100,000 mile an hour, how fast the protons are going inside the Proton Therapy Center enormous cyclotron

Up to 150 children and 250 adult patients expected to visit during first year of operations

100 employees set to work at the Proton Therapy Center

650 employees total at Liberty Campus once Proton Therapy Center opens

Butler County is now home to the latest technology to fight some of the most daunting forms of cancer.

Located at Cincinnati Children's Liberty Campus, the $120 million Proton Therapy Center is one of the most advanced proton research and cancer treatment centers in the world, officials said during a tour Monday of the facility.

Scheduled to treat its first patients in September, the new facility is significant to not just Cincinnati Children's Hospital Medical Center and UC Health, which partnered to make it a reality, but to the region as a whole, officials said.

The 80,000-square-foot center, which took nearly a decade of planning and three years of construction, will transform cancer care for children and adults and generate “a new wave of discovery,” said Michael Fisher, president and CEO at Cincinnati Children’s.

“This Proton Therapy Center is a community resource,” Fisher said. “When the people in this area (and) the broader region are looking for the most technologically sophisticated cancer therapies, this incredible facility and this extraordinary team will be there for them.”

The types of cancer best treated by proton therapy include Hodgkin lymphoma, pediatric brain tumors, neuroblastoma, and soft tissue sarcomas. In the adult population, the targeted treatment is specifically helpful in cancers of the brain, eyes, head, neck, lungs, prostate and spinal cord.

Proton therapy is a form of radiation treatment used for certain types of cancers. The medical procedure involves using a beam of protons to blast diseased tissue with unprecedented precision.

“This facility will change the way many of our patients are treated for cancer today, and through dedicated research right here in Cincinnati, help to develop the standard of care for all patients in the future,” said Carrie Hayden, a two-time cancer survivor and co-chair of the Campaign for National Cancer Institute Designation.

The Proton Therapy Center features treatment options for both adult and pediatric patients..

The center also will have space dedicated exclusively to research and development.

“That means we’ll be able to continue here, in Cincinnati, finding the answer to cancer,” Hayden said. “This is a game changer for cancer in Cincinnati and much beyond Cincinnati.”

In addition to the $120 million investment in the facility, there’s also approximately $24 million being invested into research, according to Dr. John Perentesis, chief of oncology at Cincinnati Children’s and co-executive director at Cincinnati Children’s Cancer & Blood Diseases Institute.

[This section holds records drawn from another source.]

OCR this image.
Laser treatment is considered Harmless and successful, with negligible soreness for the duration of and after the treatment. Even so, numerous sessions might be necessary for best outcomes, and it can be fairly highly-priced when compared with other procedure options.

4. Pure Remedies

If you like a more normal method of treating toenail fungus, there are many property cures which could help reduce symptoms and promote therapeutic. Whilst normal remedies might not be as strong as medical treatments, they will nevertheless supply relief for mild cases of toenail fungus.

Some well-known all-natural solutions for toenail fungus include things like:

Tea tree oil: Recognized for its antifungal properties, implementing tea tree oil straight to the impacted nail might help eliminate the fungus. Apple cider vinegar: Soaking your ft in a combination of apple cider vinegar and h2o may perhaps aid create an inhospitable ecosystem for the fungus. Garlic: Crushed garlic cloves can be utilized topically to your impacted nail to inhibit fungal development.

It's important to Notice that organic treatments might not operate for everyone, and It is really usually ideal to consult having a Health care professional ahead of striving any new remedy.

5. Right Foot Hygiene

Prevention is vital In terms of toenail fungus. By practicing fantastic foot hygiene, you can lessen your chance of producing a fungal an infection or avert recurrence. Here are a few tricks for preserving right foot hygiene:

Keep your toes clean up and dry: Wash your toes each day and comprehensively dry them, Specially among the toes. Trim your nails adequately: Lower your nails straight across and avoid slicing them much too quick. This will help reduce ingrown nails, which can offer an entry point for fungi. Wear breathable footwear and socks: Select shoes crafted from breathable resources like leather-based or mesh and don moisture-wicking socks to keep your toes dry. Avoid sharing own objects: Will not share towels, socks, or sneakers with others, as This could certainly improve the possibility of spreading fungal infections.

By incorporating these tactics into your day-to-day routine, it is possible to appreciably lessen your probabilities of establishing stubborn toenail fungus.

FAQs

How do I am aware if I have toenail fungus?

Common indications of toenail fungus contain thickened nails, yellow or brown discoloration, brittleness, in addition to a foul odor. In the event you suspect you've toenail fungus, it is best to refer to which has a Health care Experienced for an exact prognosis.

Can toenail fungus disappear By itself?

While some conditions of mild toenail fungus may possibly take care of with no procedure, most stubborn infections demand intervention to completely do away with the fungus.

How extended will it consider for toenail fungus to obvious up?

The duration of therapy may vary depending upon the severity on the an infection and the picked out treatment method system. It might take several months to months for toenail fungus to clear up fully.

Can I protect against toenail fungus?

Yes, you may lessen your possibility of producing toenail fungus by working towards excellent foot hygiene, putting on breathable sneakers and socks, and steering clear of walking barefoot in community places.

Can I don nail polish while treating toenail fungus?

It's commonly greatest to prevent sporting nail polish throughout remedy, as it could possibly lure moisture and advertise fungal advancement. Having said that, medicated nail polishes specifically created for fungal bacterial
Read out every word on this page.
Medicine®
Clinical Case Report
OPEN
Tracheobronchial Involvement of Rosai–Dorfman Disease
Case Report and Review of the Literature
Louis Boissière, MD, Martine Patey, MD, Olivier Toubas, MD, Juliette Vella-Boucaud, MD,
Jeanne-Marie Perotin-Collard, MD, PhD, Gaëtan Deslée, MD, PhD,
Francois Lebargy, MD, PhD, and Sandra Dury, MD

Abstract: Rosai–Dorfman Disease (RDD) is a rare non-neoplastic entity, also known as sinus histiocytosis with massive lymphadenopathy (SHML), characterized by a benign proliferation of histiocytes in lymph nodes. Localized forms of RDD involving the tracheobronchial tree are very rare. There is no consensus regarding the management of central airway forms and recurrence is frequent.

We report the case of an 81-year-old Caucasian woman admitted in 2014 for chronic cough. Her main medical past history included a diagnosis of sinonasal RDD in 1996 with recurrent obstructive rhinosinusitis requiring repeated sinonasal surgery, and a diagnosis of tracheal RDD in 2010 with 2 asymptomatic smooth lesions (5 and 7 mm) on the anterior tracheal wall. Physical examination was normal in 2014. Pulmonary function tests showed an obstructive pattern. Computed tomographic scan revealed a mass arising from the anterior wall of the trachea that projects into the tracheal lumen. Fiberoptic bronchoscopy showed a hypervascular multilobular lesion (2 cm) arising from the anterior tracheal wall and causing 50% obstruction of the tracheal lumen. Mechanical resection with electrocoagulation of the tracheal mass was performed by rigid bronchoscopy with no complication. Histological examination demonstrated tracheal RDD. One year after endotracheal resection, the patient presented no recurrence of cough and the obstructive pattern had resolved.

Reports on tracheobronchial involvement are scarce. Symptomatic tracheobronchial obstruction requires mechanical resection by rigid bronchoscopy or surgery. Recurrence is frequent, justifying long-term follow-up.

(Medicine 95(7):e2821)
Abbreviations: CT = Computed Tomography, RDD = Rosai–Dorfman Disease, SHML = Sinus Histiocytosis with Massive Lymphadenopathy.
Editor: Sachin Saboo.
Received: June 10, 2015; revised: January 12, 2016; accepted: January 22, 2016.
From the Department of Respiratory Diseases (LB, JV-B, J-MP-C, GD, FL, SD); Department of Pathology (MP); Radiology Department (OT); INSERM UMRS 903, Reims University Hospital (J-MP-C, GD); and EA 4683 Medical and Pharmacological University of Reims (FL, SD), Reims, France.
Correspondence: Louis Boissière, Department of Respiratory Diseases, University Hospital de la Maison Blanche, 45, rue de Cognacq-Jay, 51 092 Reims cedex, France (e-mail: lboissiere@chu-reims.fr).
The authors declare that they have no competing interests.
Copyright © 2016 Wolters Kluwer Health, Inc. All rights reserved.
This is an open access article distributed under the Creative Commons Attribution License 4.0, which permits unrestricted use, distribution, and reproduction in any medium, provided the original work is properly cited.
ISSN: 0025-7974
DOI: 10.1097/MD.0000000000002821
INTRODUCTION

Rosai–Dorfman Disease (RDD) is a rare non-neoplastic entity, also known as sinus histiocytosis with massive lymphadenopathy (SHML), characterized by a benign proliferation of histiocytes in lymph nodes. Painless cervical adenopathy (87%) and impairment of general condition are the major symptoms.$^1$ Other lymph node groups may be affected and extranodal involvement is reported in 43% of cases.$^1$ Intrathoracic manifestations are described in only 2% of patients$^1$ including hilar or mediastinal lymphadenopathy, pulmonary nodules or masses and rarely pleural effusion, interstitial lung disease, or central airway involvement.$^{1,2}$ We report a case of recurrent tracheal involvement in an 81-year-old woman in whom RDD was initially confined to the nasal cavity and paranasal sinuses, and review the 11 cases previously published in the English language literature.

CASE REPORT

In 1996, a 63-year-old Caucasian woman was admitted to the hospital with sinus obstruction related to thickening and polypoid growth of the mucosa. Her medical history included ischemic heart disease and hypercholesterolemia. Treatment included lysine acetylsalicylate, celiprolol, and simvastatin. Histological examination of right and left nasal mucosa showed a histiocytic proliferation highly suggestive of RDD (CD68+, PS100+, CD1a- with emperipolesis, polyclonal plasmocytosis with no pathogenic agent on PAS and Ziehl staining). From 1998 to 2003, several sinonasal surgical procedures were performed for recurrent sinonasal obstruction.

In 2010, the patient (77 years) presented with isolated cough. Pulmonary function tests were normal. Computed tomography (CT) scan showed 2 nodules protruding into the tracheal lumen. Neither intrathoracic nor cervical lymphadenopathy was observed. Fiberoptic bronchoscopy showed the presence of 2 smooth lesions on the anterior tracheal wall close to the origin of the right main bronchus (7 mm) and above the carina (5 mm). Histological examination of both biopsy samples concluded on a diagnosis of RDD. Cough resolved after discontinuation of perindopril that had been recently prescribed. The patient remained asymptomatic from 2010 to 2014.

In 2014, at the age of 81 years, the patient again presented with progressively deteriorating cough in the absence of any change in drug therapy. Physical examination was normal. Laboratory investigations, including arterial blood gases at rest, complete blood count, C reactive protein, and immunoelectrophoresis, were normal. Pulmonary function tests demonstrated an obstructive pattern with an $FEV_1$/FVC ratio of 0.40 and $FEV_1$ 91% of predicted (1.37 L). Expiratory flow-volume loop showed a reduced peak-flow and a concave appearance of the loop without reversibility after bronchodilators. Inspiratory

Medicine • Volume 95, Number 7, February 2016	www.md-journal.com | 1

Previously, the nearest proton therapy center was on the East Coast. Such centers are sparse nationwide because they are so costly to build, according to Dr. John Breneman, medical director of the new Proton Therapy Center.

“At this point in time, there’s about 18 of these in the country, so we expect that we will probably see and treat patients not only from the Cincinnati region but really the Tri-State region and beyond,” Breneman said. “In fact, there are international patients that we expect to see here on a regular basis.”